Was it that they were so masculine, such incredibly wide-appealing sex symbols that they could do whatever they wanted and get away with it? Or was that relaxed ambiguity indicative of some personality trait that was responsible for their fame? At the time I started noticing these things about them, it seemed revolutionary, whereas today it just seems like they were doing whatever felt comfortable and at the same time artistically exciting. Many of us try on different masks in youth to experiment with the line between what is exciting because it’s revolutionary and what simply feels right. But what examples of gender identity do we have for modern generations? A point raised, on those among confused youth of today, is the rise of internet pornography, and how it is a source of sexual education for some.
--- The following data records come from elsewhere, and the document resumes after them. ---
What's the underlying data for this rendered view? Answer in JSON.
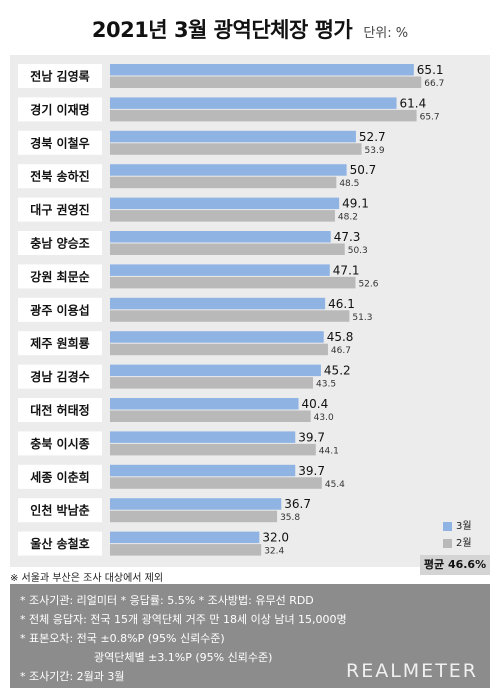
{
  "title": "2021년 3월 광역단체장 평가",
  "unit": "단위: %",
  "chart_data": {
    "type": "bar",
    "orientation": "horizontal",
    "categories": [
      "전남 김영록",
      "경기 이재명",
      "경북 이철우",
      "전북 송하진",
      "대구 권영진",
      "충남 양승조",
      "강원 최문순",
      "광주 이용섭",
      "제주 원희룡",
      "경남 김경수",
      "대전 허태정",
      "충북 이시종",
      "세종 이춘희",
      "인천 박남춘",
      "울산 송철호"
    ],
    "series": [
      {
        "name": "3월",
        "color": "#8fb4e3",
        "values": [
          65.1,
          61.4,
          52.7,
          50.7,
          49.1,
          47.3,
          47.1,
          46.1,
          45.8,
          45.2,
          40.4,
          39.7,
          39.7,
          36.7,
          32.0
        ],
        "labels": [
          "65.1",
          "61.4",
          "52.7",
          "50.7",
          "49.1",
          "47.3",
          "47.1",
          "46.1",
          "45.8",
          "45.2",
          "40.4",
          "39.7",
          "39.7",
          "36.7",
          "32.0"
        ]
      },
      {
        "name": "2월",
        "color": "#b9b9b9",
        "values": [
          66.7,
          65.7,
          53.9,
          48.5,
          48.2,
          50.3,
          52.6,
          51.3,
          46.7,
          43.5,
          43.0,
          44.1,
          45.4,
          35.8,
          32.4
        ],
        "labels": [
          "66.7",
          "65.7",
          "53.9",
          "48.5",
          "48.2",
          "50.3",
          "52.6",
          "51.3",
          "46.7",
          "43.5",
          "43.0",
          "44.1",
          "45.4",
          "35.8",
          "32.4"
        ]
      }
    ],
    "xlim": [
      0,
      75
    ],
    "legend_position": "bottom-right",
    "grid": false
  },
  "footnote": "※ 서울과 부산은 조사 대상에서 제외",
  "average": "평균 46.6%",
  "info": {
    "line1": "* 조사기관: 리얼미터      * 응답률: 5.5%      * 조사방법: 유무선 RDD",
    "line2": "* 전체 응답자: 전국 15개 광역단체 거주 만 18세 이상 남녀 15,000명",
    "line3": "* 표본오차: 전국 ±0.8%P (95% 신뢰수준)",
    "line4": "광역단체별 ±3.1%P (95% 신뢰수준)",
    "line5": "* 조사기간: 2월과 3월"
  },
  "brand": "REALMETER"
}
The hyperbolically arousing nature that sells the product sends a skewed message to children wanting to know how it is that adults do this thing called sex. Needless to say, not all who watch pornography assume anything beyond the entertainment value, but the taboo nature of the topic leaves huge empty spaces for a child to make all sorts of assumptions. I can’t claim to know to what extent other children are influenced in the ways I was myself, but this style of spectacle seems to be rampant, indeed a staple of modern popular music and culture. Reality shows of washed up celebrities, music videos about the gangsta lifestyle or frustrations of metal band members, and 24-hour news that preys on sensational but meaningless stories may be sending the wrong messages.
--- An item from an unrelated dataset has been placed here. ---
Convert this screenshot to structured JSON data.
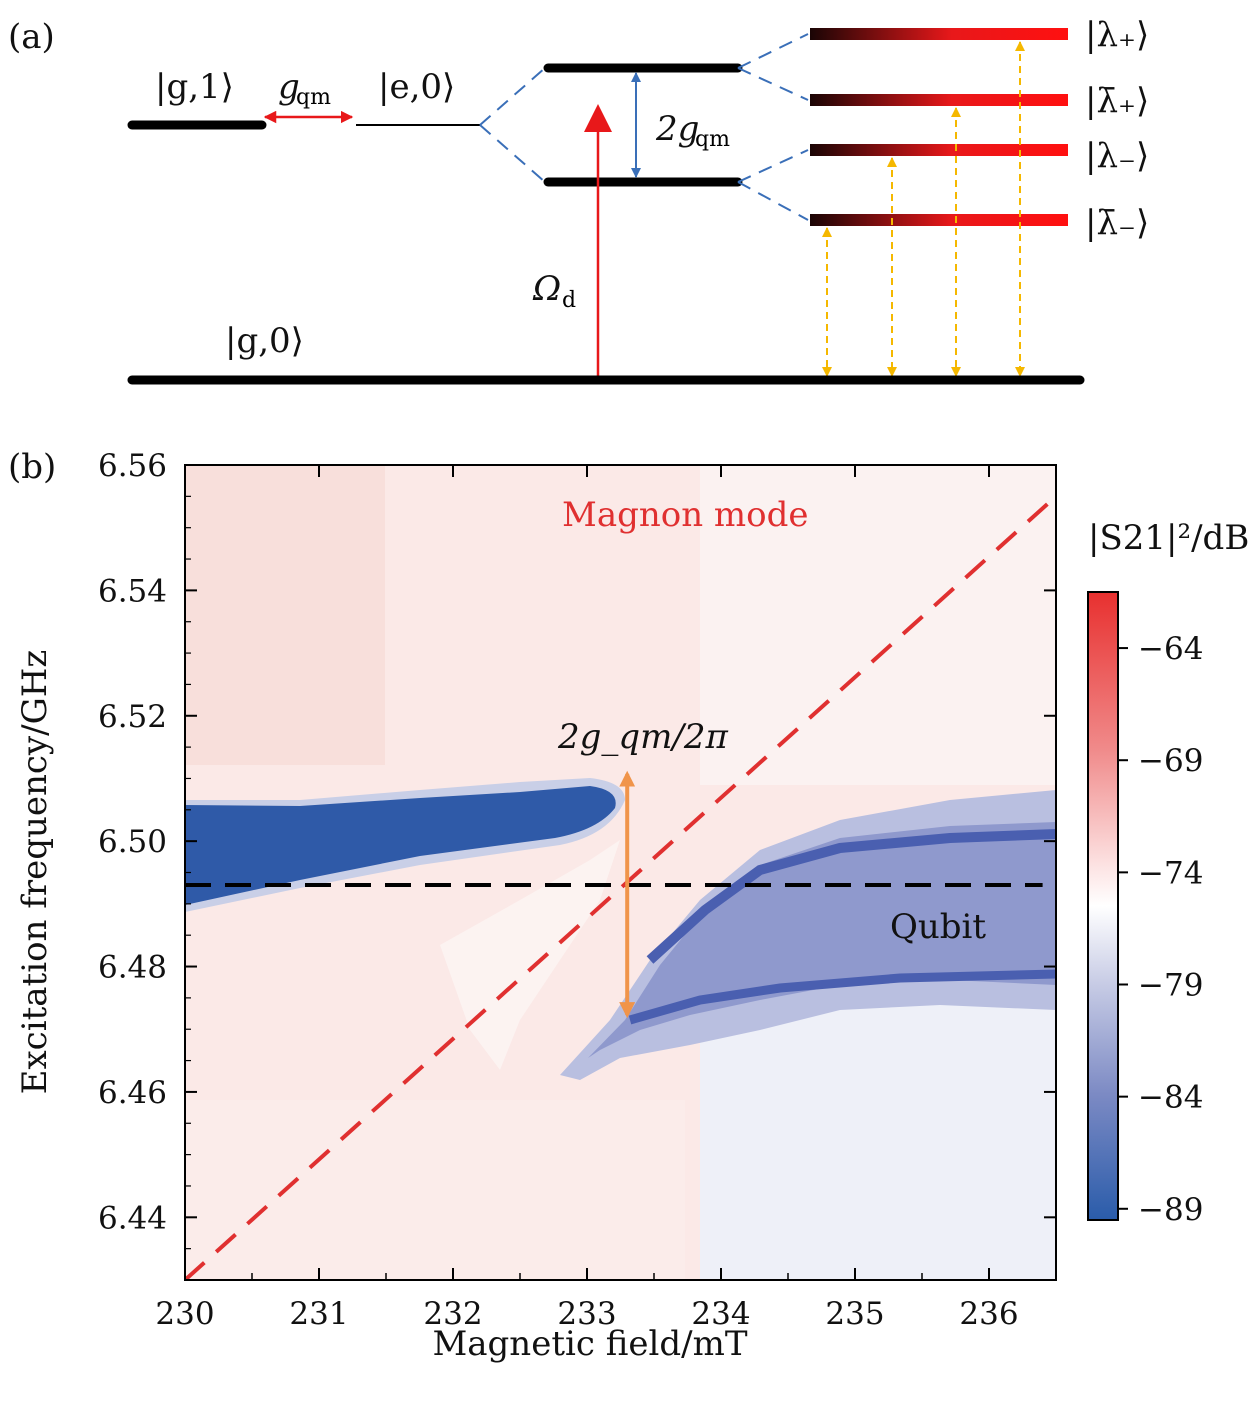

What is it to be human? How do we create identity when so much, if not all of it has already been done before? Warhol seems to be right about the 15 minutes of fame phenomenon, and I feel like it devalues both the stars and the spectators in the process—in a new way, yet similar to “Free Love.” Television has turned into a voyeuristic medium, and our society is the subject. On top of that the subject is now aware of the situation, and it seems to be assumed there is no way out of this and no reason to fight it, so subjects put on airs and play up whatever they think the audience is expecting. The entertainment side of art has almost taken over the entire meaning of the word. I think our gender identities should be formed out of personal taste, but that taste is more than a whimsical thing. If it creates meaning in your life, brings you closer to your deepest dreams, then by all means, be that person! But there should also be a measure of caution in clarifying what our dreams are about, and that reaching your dreams is not characterized by excess, as the Buddha discovered: it is about that middle path between what creates deep meaning and what celebrates it.